Motivation
When optimizing julia code, my first step is usually to make sure the compiler infers everything. There are great tools like @code_warntype
and Cthulhu, that allow to diagnose inference problems in a systematic and efficient way.
Often this step is enough to get decent performance. Sometimes however there are still lots of allocations, without obvious reason. See for instance here. Lately this consumes significant amounts of my dev time, so I would like to understand better whats going on and be more systematic about solving it.
Simple allocation model
Here is my simple allocation model. I use it to reason about my code.
- Constructing a bitstype does not allocate
- Constucting a non bitstype does allocate
- Running code that
@code_warntype
complains about does allocate
Any allocation that cannot be explained by this, I will call strange.
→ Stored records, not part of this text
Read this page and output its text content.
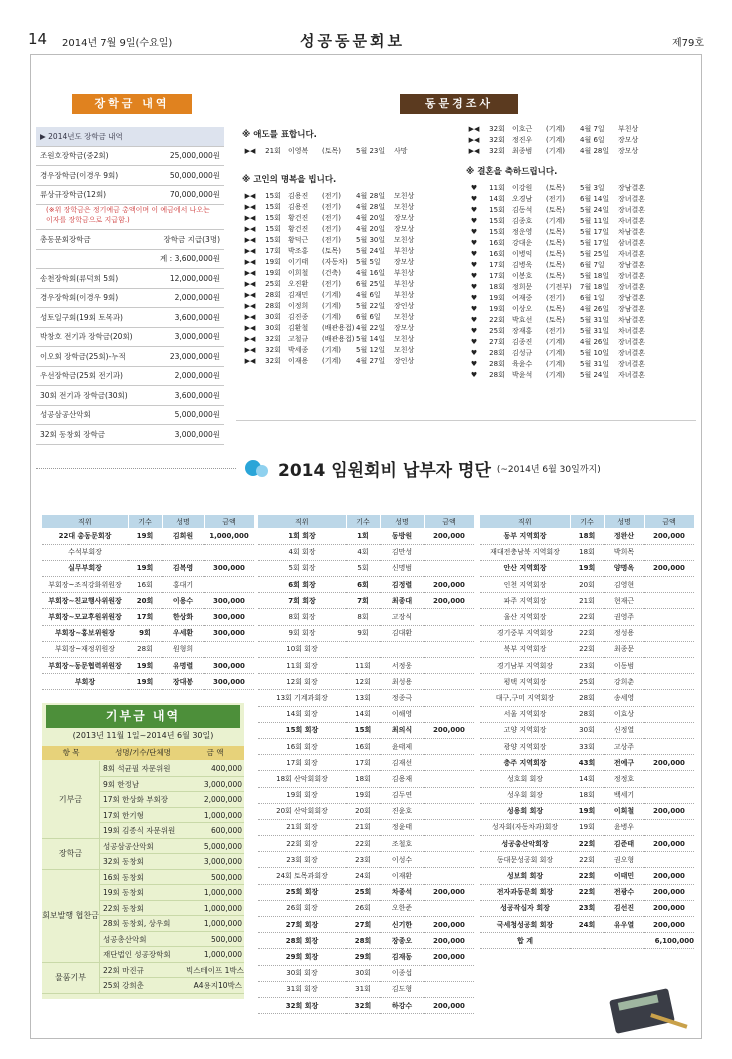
14 2014년 7월 9일(수요일)	성공동문회보	제79호
장학금 내역	동문경조사
▶ 2014년도 장학금 내역
조원호장학금(중2회)	25,000,000원
경우장학금(이경우 9회)	50,000,000원
류상규장학금(12회)	70,000,000원
(※위 장학금은 정기예금 총액이며 이 예금에서 나오는
이자를 장학금으로 지급함.)
총동문회장학금	장학금 지급(3명)
계 : 3,600,000원
송천장학회(류덕희 5회)	12,000,000원
경우장학회(이경우 9회)	2,000,000원
성토일구회(19회 토목과)	3,600,000원
박창호 전기과 장학금(20회)	3,000,000원
이오회 장학금(25회)-누적	23,000,000원
우선장학금(25회 전기과)	2,000,000원
30회 전기과 장학금(30회)	3,600,000원
성공삼공산악회	5,000,000원
32회 동창회 장학금	3,000,000원
※ 애도를 표합니다.
▶◀	21회	이영복	(토목)	5월 23일	사망
※ 고인의 명복을 빕니다.
▶◀	15회	김용진	(전기)	4월 28일	모친상
▶◀	15회	김용진	(전기)	4월 28일	모친상
▶◀	15회	황건진	(전기)	4월 20일	장모상
▶◀	15회	황건진	(전기)	4월 20일	장모상
▶◀	15회	황덕근	(전기)	5월 30일	모친상
▶◀	17회	박조홍	(토목)	5월 24일	부친상
▶◀	19회	이기태	(자동차)	5월 5일	장모상
▶◀	19회	이희철	(건축)	4월 16일	부친상
▶◀	25회	오진환	(전기)	6월 25일	부친상
▶◀	28회	김재민	(기계)	4월 6일	부친상
▶◀	28회	이정희	(기계)	5월 22일	장인상
▶◀	30회	김진종	(기계)	6월 6일	모친상
▶◀	30회	김환철	(배관용접) 4월 22일	장모상
▶◀	32회	고철규	(배관용접) 5월 14일	모친상
▶◀	32회	박세종	(기계)	5월 12일	모친상
▶◀	32회	이재용	(기계)	4월 27일	장인상
▶◀	32회	이호근	(기계)	4월 7일	부친상
▶◀	32회	정진우	(기계)	4월 6일	장모상
▶◀	32회	최종범	(기계)	4월 28일	장모상
※ 결혼을 축하드립니다.
♥	11회	이강원	(토목)	5월 3일	장남결혼
♥	14회	오경남	(전기)	6월 14일	장녀결혼
♥	15회	김동석	(토목)	5월 24일	장녀결혼
♥	15회	김종호	(기계)	5월 11일	자녀결혼
♥	15회	정운영	(토목)	5월 17일	차남결혼
♥	16회	강대운	(토목)	5월 17일	삼녀결혼
♥	16회	이병익	(토목)	5월 25일	자녀결혼
♥	17회	김병욱	(토목)	6월 7일	장남결혼
♥	17회	이봉호	(토목)	5월 18일	장녀결혼
♥	18회	정희문	(기전부)	7월 18일	장녀결혼
♥	19회	여재중	(전기)	6월 1일	장남결혼
♥	19회	이상오	(토목)	4월 26일	장남결혼
♥	22회	박효선	(토목)	5월 31일	차남결혼
♥	25회	장재홍	(전기)	5월 31일	차녀결혼
♥	27회	김종진	(기계)	4월 26일	장녀결혼
♥	28회	김성규	(기계)	5월 10일	장녀결혼
♥	28회	육윤수	(기계)	5월 31일	장녀결혼
♥	28회	박윤석	(기계)	5월 24일	자녀결혼
2014 임원회비 납부자 명단 (~2014년 6월 30일까지)
직위	기수	성명	금액
22대 총동문회장	19회	김희원	1,000,000
수석부회장			
실무부회장	19회	김복영	300,000
부회장~조직강화위원장	16회	홍대기	
부회장~친교행사위원장	20회	이용수	300,000
부회장~모교후원위원장	17회	한상화	300,000
부회장~홍보위원장	9회	우세환	300,000
부회장~재정위원장	28회	원형희	
부회장~동문협력위원장	19회	유명렬	300,000
부회장	19회	장대봉	300,000
직위	기수	성명	금액
1회 회장	1회	동방원	200,000
4회 회장	4회	김만성	
5회 회장	5회	신명범	
6회 회장	6회	김정렬	200,000
7회 회장	7회	최종대	200,000
8회 회장	8회	고장식	
9회 회장	9회	김대환	
10회 회장			
11회 회장	11회	서정웅	
12회 회장	12회	최성용	
13회 기계과회장	13회	정종극	
14회 회장	14회	이해영	
15회 회장	15회	최의식	200,000
16회 회장	16회	윤태제	
17회 회장	17회	김재선	
18회 산악회회장	18회	김용재	
19회 회장	19회	김두연	
20회 산악회회장	20회	진윤호	
21회 회장	21회	정윤태	
22회 회장	22회	조철호	
23회 회장	23회	이성수	
24회 토목과회장	24회	이재환	
25회 회장	25회	차종석	200,000
26회 회장	26회	오한준	
27회 회장	27회	신기한	200,000
28회 회장	28회	장종오	200,000
29회 회장	29회	김재동	200,000
30회 회장	30회	이종섭	
31회 회장	31회	김도형	
32회 회장	32회	하강수	200,000
직위	기수	성명	금액
동부 지역회장	18회	정완산	200,000
재대전충남북 지역회장	18회	박희목	
안산 지역회장	19회	양명옥	200,000
인천 지역회장	20회	김영현	
파주 지역회장	21회	현재근	
울산 지역회장	22회	권영주	
경기중부 지역회장	22회	정성용	
북부 지역회장	22회	최종문	
경기남부 지역회장	23회	이동범	
평택 지역회장	25회	강희춘	
대구,구미 지역회장	28회	송세영	
서울 지역회장	28회	이효상	
고양 지역회장	30회	신정열	
광양 지역회장	33회	고상주	
충주 지역회장	43회	전예구	200,000
성호회 회장	14회	정정호	
성우회 회장	18회	백세기	
성용회 회장	19회	이희철	200,000
성자회(자동차과)회장	19회	윤병우	
성공총산악회장	22회	김준태	200,000
동대문성공회 회장	22회	권오형	
성보회 회장	22회	이태민	200,000
전자과동문회 회장	22회	전광수	200,000
성공작심자 회장	23회	김선진	200,000
국세청성공회 회장	24회	유우열	200,000
합 계			6,100,000
기부금 내역
(2013년 11월 1일~2014년 6월 30일)
항 목	성명/기수/단체명	금 액
기부금
8회 석균필 자문위원	400,000
9회 한정남	3,000,000
17회 한상화 부회장	2,000,000
17회 한기형	1,000,000
19회 김종식 자문위원	600,000
장학금
성공삼공산악회	5,000,000
32회 동창회	3,000,000
회보발행 협찬금
16회 동창회	500,000
19회 동창회	1,000,000
22회 동창회	1,000,000
28회 동창회, 상우회	1,000,000
성공총산악회	500,000
재단법인 성공장학회	1,000,000
물품기부
22회 마진규	빅스테이프 1박스
25회 강희춘	A4용지10박스
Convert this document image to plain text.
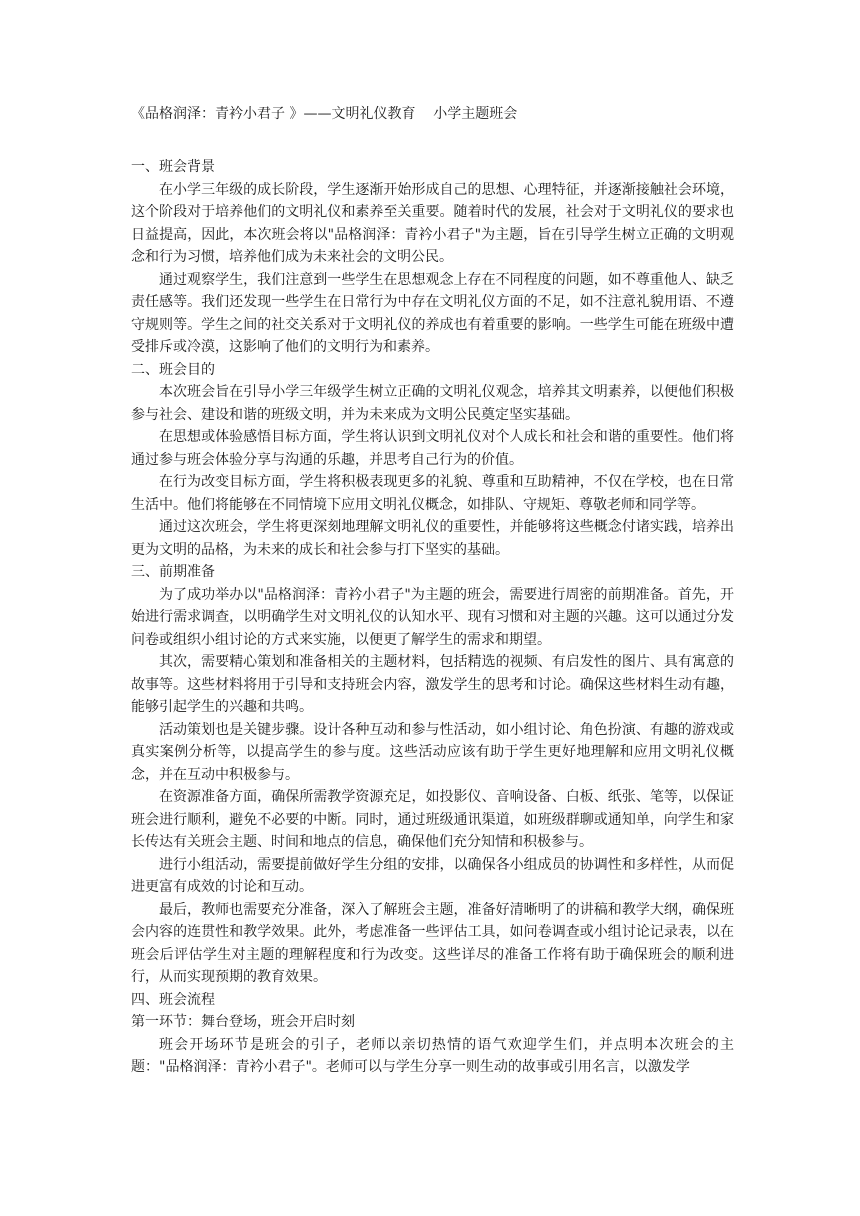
《品格润泽：青衿小君子 》——文明礼仪教育    小学主题班会
一、班会背景

在小学三年级的成长阶段，学生逐渐开始形成自己的思想、心理特征，并逐渐接触社会环境，这个阶段对于培养他们的文明礼仪和素养至关重要。随着时代的发展，社会对于文明礼仪的要求也日益提高，因此，本次班会将以"品格润泽：青衿小君子"为主题，旨在引导学生树立正确的文明观念和行为习惯，培养他们成为未来社会的文明公民。

通过观察学生，我们注意到一些学生在思想观念上存在不同程度的问题，如不尊重他人、缺乏责任感等。我们还发现一些学生在日常行为中存在文明礼仪方面的不足，如不注意礼貌用语、不遵守规则等。学生之间的社交关系对于文明礼仪的养成也有着重要的影响。一些学生可能在班级中遭受排斥或冷漠，这影响了他们的文明行为和素养。

二、班会目的

本次班会旨在引导小学三年级学生树立正确的文明礼仪观念，培养其文明素养，以便他们积极参与社会、建设和谐的班级文明，并为未来成为文明公民奠定坚实基础。

在思想或体验感悟目标方面，学生将认识到文明礼仪对个人成长和社会和谐的重要性。他们将通过参与班会体验分享与沟通的乐趣，并思考自己行为的价值。

在行为改变目标方面，学生将积极表现更多的礼貌、尊重和互助精神，不仅在学校，也在日常生活中。他们将能够在不同情境下应用文明礼仪概念，如排队、守规矩、尊敬老师和同学等。

通过这次班会，学生将更深刻地理解文明礼仪的重要性，并能够将这些概念付诸实践，培养出更为文明的品格，为未来的成长和社会参与打下坚实的基础。

三、前期准备

为了成功举办以"品格润泽：青衿小君子"为主题的班会，需要进行周密的前期准备。首先，开始进行需求调查，以明确学生对文明礼仪的认知水平、现有习惯和对主题的兴趣。这可以通过分发问卷或组织小组讨论的方式来实施，以便更了解学生的需求和期望。

其次，需要精心策划和准备相关的主题材料，包括精选的视频、有启发性的图片、具有寓意的故事等。这些材料将用于引导和支持班会内容，激发学生的思考和讨论。确保这些材料生动有趣，能够引起学生的兴趣和共鸣。

活动策划也是关键步骤。设计各种互动和参与性活动，如小组讨论、角色扮演、有趣的游戏或真实案例分析等，以提高学生的参与度。这些活动应该有助于学生更好地理解和应用文明礼仪概念，并在互动中积极参与。

在资源准备方面，确保所需教学资源充足，如投影仪、音响设备、白板、纸张、笔等，以保证班会进行顺利，避免不必要的中断。同时，通过班级通讯渠道，如班级群聊或通知单，向学生和家长传达有关班会主题、时间和地点的信息，确保他们充分知情和积极参与。

进行小组活动，需要提前做好学生分组的安排，以确保各小组成员的协调性和多样性，从而促进更富有成效的讨论和互动。

最后，教师也需要充分准备，深入了解班会主题，准备好清晰明了的讲稿和教学大纲，确保班会内容的连贯性和教学效果。此外，考虑准备一些评估工具，如问卷调查或小组讨论记录表，以在班会后评估学生对主题的理解程度和行为改变。这些详尽的准备工作将有助于确保班会的顺利进行，从而实现预期的教育效果。

四、班会流程
第一环节：舞台登场，班会开启时刻

班会开场环节是班会的引子，老师以亲切热情的语气欢迎学生们，并点明本次班会的主题："品格润泽：青衿小君子"。老师可以与学生分享一则生动的故事或引用名言，以激发学
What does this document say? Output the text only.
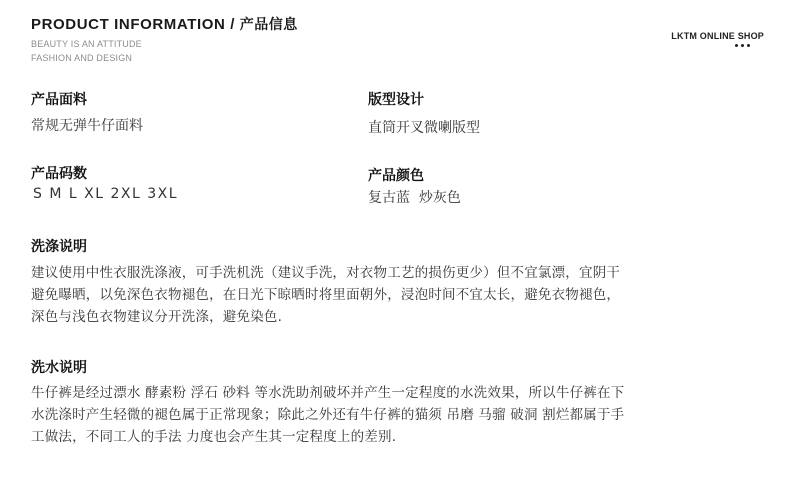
PRODUCT INFORMATION / 产品信息
BEAUTY IS AN ATTITUDE
FASHION AND DESIGN
LKTM ONLINE SHOP
产品面料
常规无弹牛仔面料
版型设计
直筒开叉微喇版型
产品码数
S M L XL 2XL 3XL
产品颜色
复古蓝  炒灰色
洗涤说明
建议使用中性衣服洗涤液，可手洗机洗（建议手洗，对衣物工艺的损伤更少）但不宜氯漂，宜阴干
避免曝晒，以免深色衣物褪色，在日光下晾晒时将里面朝外，浸泡时间不宜太长，避免衣物褪色，
深色与浅色衣物建议分开洗涤，避免染色.
洗水说明
牛仔裤是经过漂水 酵素粉 浮石 砂料 等水洗助剂破坏并产生一定程度的水洗效果，所以牛仔裤在下
水洗涤时产生轻微的褪色属于正常现象；除此之外还有牛仔裤的猫须 吊磨 马骝 破洞 割烂都属于手
工做法，不同工人的手法 力度也会产生其一定程度上的差别.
Examples of allocations explained by the model
obvious0(x) = x
obvious0(1) # expected compilation allocation
obvious1(x) = [x]
obvious1(42) # warmup
obvious1(42) # expected allocation due to non bitstype construction
struct MyBox; content; end
obvious2(x::MyBox) = x.content
x = MyBox(5)
obvious2(x) # warmup
obvious2(x) # expected allocation due to type instability
Example of strange allocation
struct TypeStableBox{T}; inner::T; end
unwrap(b::TypeStableBox) = b.inner
@noinline kw(;a,b) = unwrap(a) + unwrap(b)
function strange_kw(a,b)
ret = unwrap(a)
for _ in 1:1000
ret += kw(a=a,b=b)
end
ret
end
a = TypeStableBox(1)
b = TypeStableBox(2)
strange_kw(a,b) # expected allocation due to compilation
@time strange_kw(a,b) # strange allocation
# 0.000019 seconds (2.00 k allocations: 31.422 KiB)
Example of strange allocation
struct TypeStableBox{T}; inner::T; end
unwrap(b::TypeStableBox) = b.inner
@noinline argsplat(ab...) = _argsplat(ab...)
@noinline _argsplat(a,b) = unwrap(a) + unwrap(b)
function strange_argsplat(a,b)
ret = unwrap(a)
for _ in 1:1000
ret += argsplat(a,b)
end
ret
end
a = TypeStableBox(1)
b = TypeStableBox(2)
strange_argsplat(a,b) # expected allocation due to compilation
@time strange_argsplat(a,b) # strange allocation
# 0.000044 seconds (2.00 k allocations: 31.422 KiB)
So here are a couple of questions:
- What would be a better allocation model?
- Given a code that has strange allocations, how to diagnose where they occur?
- Can I see symptoms/warning signs of strange allocations in
@code_warntype
? - How do other people debug these?